I'm trying to declare a new tool to the CherryPy toolbox following the examples from the docs: Docs CherryPy Tools.

According to the examples I have written:

import cherrypy

def myTool():
    print ("myTool")

class Root(object):
    @cherrypy.expose
    @cherrypy.tools.mytool()
    def index(self):
        return "Hello World!"

if __name__ == '__main__':
    cherrypy.tools.mytool = cherrypy.Tool('before_finalize', myTool)
    cherrypy.quickstart(Root(), '/')

This results in the following error:

Traceback (most recent call last):
  File "server.py", line 6, in <module>
    class Root(object):
  File "server.py", line 8, in Root
    @cherrypy.tools.mytool()
  AttributeError: 'Toolbox' object has no attribute 'mytool'

However if I change the notation to the following it works as expected.

import cherrypy

def myTool():
    print ("myTool")

class Root(object):
    @cherrypy.expose
    def index(self):
        return "Hello World!"
    index._cp_config = {'tools.mytool.on': True}

if __name__ == '__main__':
    cherrypy.tools.mytool = cherrypy.Tool('before_finalize', myTool)
    cherrypy.quickstart(Root(), '/')

The docs says that both methods have the same effect, but not in my case. If anyone knows what I'm doing wrong I'll be very grateful.

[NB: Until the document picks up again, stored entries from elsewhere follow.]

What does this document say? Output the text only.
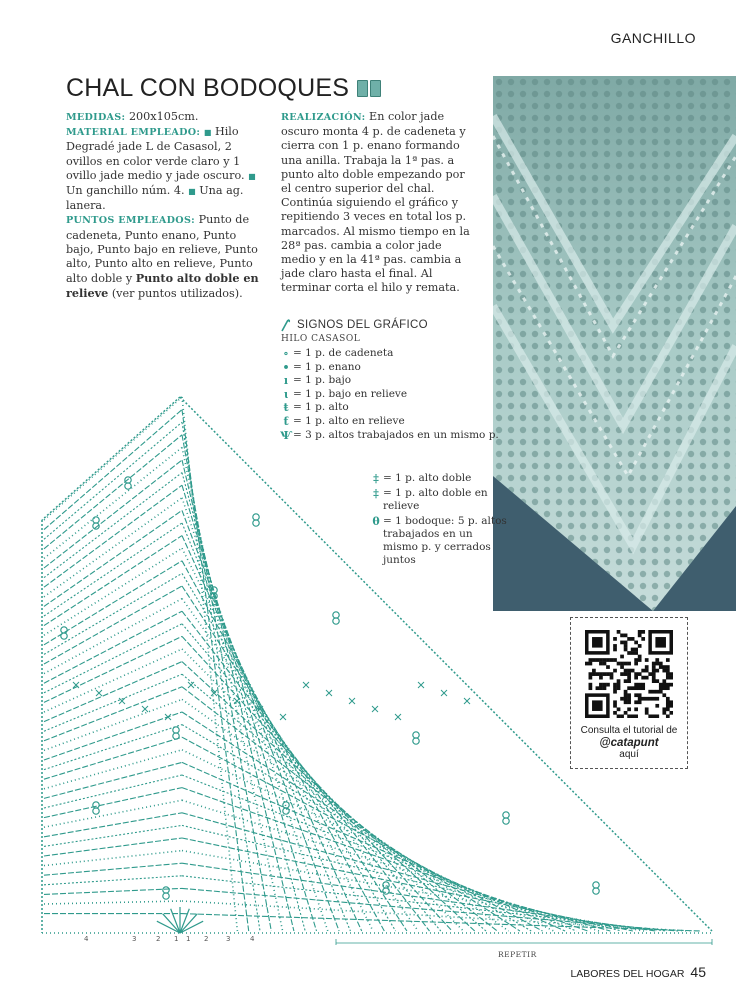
GANCHILLO
CHAL CON BODOQUES
MEDIDAS: 200x105cm.
MATERIAL EMPLEADO: ■ Hilo Degradé jade L de Casasol, 2 ovillos en color verde claro y 1 ovillo jade medio y jade oscuro. ■ Un ganchillo núm. 4. ■ Una ag. lanera.
PUNTOS EMPLEADOS: Punto de cadeneta, Punto enano, Punto bajo, Punto bajo en relieve, Punto alto, Punto alto en relieve, Punto alto doble y Punto alto doble en relieve (ver puntos utilizados).
REALIZACIÓN: En color jade oscuro monta 4 p. de cadeneta y cierra con 1 p. enano formando una anilla. Trabaja la 1ª pas. a punto alto doble empezando por el centro superior del chal. Continúa siguiendo el gráfico y repitiendo 3 veces en total los p. marcados. Al mismo tiempo en la 28ª pas. cambia a color jade medio y en la 41ª pas. cambia a jade claro hasta el final. Al terminar corta el hilo y remata.
SIGNOS DEL GRÁFICO
HILO CASASOL
∘ = 1 p. de cadeneta
• = 1 p. enano
ı = 1 p. bajo
ɩ = 1 p. bajo en relieve
ŧ = 1 p. alto
ƭ = 1 p. alto en relieve
Ѱ = 3 p. altos trabajados en un mismo p.
‡ = 1 p. alto doble
‡ = 1 p. alto doble en relieve
θ = 1 bodoque: 5 p. altos trabajados en un mismo p. y cerrados juntos
Consulta el tutorial de
@catapunt
aquí
4	3	2 1 1 2	3	4
REPETIR
LABORES DEL HOGAR 45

The tool should not be defined globally, hence the @cherrypy.tools.mytool() notation.

I'm using python 3.6.

Answer 1

The problem is the misunderstanding of the evaluation order of python (top-down), at the time the class is defined the tool has not been defined.

You can define the tool in another file import at the top (before the class definition) and it should work.

The second form works, because the configuration is done indirectly using strings in the config, not the real tool objects.